New York Post

BUZZ BOOK:

Forget recipes & embrace the microwave

- — Mackenzie Dawson

When most people think of David Chang, they think of his hip, upscale Momofoku restaurant group, which includes hot spots like the Michelinst­arred Momofuku Ko. They probably don’t imagine him tossing frozen veggies in the microwave while trying to throw together a quick tasty dinner for his family in 30 minutes or less.

And that’s precisely what makes his newest cookbook such a delight. At a time when many people are starting to get busier again as they head back to the office, “Cooking At Home: Or, How I Learned to Stop Worrying About Recipes (and Love My Microwave)” (Clarkson Potter, out now) is a wildly entertaini­ng book that encourages people to toss many of the rules they’ve learned about cooking and just get on with it.

Chang developed this new approach to cooking while quarantini­ng during the pandemic.

“Restaurant cooking was all the cooking I knew,” he writes. “But that’s all changed now. I have a wife, a baby, and in-laws, and most of the time, it’s my job to feed them . . . now I make stuff up out of necessity, with my new guiding principles: To create something as delicious as possible, in the least amount of time possible, while making as little mess as possible.”

It’s also a cookbook that contains almost no recipes.

“Neither of us grew up with recipes. Our parents cooked meals on the fly, using whatever they had,” Chang points out with his co-writer Priya Krishna, author of the cookbook “Indian-ish.” “They didn’t own cookbooks. Their family dishes were passed down orally. Cooking has evolved in such brilliant ways because most people throughout history didn’t follow recipes. The fixation on rules means we’ve created generation­s of people who rely on recipes and can’t actually cook a dish without one.”

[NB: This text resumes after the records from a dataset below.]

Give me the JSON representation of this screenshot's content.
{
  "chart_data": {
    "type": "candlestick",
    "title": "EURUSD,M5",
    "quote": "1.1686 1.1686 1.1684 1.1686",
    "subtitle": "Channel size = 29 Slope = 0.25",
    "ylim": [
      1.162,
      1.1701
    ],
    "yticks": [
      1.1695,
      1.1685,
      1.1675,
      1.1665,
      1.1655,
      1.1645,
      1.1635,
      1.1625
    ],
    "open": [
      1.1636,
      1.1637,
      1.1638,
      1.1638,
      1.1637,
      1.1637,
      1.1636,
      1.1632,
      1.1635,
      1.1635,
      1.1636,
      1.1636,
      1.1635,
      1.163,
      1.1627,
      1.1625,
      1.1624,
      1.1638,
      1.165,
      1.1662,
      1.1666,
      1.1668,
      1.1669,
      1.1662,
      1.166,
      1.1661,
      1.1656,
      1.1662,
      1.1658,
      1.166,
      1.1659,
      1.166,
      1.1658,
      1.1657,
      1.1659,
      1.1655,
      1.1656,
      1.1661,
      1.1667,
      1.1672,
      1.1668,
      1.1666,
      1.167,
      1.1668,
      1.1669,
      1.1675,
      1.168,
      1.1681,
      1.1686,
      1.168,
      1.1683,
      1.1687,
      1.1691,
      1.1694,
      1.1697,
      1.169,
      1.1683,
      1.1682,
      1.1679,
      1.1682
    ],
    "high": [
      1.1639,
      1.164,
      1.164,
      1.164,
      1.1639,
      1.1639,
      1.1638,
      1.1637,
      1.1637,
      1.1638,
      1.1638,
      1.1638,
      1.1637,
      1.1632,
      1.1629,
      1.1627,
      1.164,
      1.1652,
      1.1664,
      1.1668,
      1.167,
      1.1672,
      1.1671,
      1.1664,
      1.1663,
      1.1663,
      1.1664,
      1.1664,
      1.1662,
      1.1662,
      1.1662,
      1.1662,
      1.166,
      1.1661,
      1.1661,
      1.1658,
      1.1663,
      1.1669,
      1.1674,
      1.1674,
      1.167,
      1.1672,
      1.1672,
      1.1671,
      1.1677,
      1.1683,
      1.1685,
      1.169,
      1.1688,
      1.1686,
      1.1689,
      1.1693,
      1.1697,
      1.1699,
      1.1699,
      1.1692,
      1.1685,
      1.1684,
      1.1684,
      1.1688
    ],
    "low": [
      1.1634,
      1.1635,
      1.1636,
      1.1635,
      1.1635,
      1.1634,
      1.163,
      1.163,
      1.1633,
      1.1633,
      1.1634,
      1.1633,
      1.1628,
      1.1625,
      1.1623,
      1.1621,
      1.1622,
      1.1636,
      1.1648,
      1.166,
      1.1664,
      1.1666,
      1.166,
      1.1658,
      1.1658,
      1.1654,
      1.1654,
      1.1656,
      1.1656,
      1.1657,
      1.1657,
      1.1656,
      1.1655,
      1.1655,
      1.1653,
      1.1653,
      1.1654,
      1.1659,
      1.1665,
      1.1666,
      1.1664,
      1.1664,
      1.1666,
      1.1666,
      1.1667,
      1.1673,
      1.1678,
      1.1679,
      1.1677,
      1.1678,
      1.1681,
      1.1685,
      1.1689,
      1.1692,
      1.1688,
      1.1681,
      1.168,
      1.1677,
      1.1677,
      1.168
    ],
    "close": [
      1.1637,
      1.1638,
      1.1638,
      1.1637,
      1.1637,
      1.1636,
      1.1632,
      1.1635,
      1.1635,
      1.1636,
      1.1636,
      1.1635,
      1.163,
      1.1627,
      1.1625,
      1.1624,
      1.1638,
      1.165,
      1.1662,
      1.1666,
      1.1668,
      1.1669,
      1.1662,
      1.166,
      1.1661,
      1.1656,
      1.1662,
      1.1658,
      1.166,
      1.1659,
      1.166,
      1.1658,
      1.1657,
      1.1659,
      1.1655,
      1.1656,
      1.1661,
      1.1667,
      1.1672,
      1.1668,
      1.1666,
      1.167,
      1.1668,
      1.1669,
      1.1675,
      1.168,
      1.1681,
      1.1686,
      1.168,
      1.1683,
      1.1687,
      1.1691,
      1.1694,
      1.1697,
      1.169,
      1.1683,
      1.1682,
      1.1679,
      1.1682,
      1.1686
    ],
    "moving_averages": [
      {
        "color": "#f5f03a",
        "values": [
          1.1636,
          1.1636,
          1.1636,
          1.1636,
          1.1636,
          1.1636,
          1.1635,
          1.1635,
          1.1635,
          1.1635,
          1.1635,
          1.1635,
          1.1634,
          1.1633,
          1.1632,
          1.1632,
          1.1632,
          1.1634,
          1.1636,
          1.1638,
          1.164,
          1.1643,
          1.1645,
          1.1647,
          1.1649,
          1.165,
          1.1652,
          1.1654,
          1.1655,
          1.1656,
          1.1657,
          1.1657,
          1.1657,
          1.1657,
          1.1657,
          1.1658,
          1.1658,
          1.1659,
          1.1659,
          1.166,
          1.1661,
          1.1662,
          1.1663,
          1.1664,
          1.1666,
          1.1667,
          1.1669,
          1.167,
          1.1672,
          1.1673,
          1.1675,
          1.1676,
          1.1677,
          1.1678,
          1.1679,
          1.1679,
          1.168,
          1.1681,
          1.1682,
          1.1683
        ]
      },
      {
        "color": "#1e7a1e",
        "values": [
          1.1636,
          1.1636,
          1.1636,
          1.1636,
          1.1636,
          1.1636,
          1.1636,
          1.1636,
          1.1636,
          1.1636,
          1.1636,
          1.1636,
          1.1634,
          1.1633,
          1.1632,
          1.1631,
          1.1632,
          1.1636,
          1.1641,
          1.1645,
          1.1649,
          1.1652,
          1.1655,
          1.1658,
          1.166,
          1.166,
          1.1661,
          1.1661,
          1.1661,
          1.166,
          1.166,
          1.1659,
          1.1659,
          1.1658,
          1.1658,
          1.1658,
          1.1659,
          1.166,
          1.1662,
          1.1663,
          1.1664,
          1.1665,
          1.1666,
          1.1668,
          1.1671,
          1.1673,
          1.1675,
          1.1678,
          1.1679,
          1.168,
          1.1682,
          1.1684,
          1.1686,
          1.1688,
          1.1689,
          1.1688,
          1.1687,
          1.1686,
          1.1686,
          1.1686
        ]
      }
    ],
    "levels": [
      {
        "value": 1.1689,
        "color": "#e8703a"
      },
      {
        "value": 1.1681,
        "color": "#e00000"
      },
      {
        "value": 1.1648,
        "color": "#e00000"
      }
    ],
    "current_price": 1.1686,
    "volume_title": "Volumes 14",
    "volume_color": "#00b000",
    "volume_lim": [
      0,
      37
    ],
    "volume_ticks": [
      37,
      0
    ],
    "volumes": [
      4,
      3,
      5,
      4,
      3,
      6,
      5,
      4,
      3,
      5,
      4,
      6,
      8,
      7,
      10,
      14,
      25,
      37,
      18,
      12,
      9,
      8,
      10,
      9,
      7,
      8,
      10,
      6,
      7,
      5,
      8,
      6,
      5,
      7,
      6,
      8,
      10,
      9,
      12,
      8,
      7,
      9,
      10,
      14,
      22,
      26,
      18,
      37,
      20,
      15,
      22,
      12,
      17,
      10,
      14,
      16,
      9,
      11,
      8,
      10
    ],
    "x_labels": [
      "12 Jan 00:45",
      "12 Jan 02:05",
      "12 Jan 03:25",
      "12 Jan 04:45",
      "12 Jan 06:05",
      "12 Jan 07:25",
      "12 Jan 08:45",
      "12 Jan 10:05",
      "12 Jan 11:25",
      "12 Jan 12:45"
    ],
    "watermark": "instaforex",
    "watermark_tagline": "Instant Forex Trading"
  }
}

With chapter titles such as “Who Actually Has a Local Fishmonger? Not Me! A Realistic Approach to Seafood Cooking,” “If I’m Not Eating Rice, I’m Probably Eating Noodles (Often Both: Double Starch Forever),” and “Things I Love To Microwave (I Will Chuck Almost Anything into a Microwave),” the book stresses that we all have different tastes, that there is more than one way to do things, and that in the kitchen, it’s often a good idea to trust your instinct.

“This would never be served at a restaurant. I burned it,” he writes gleefully of some chicken pot pie cobbled together on the fly in a toaster oven and served in classic CorningWar­e. “It was delicious.”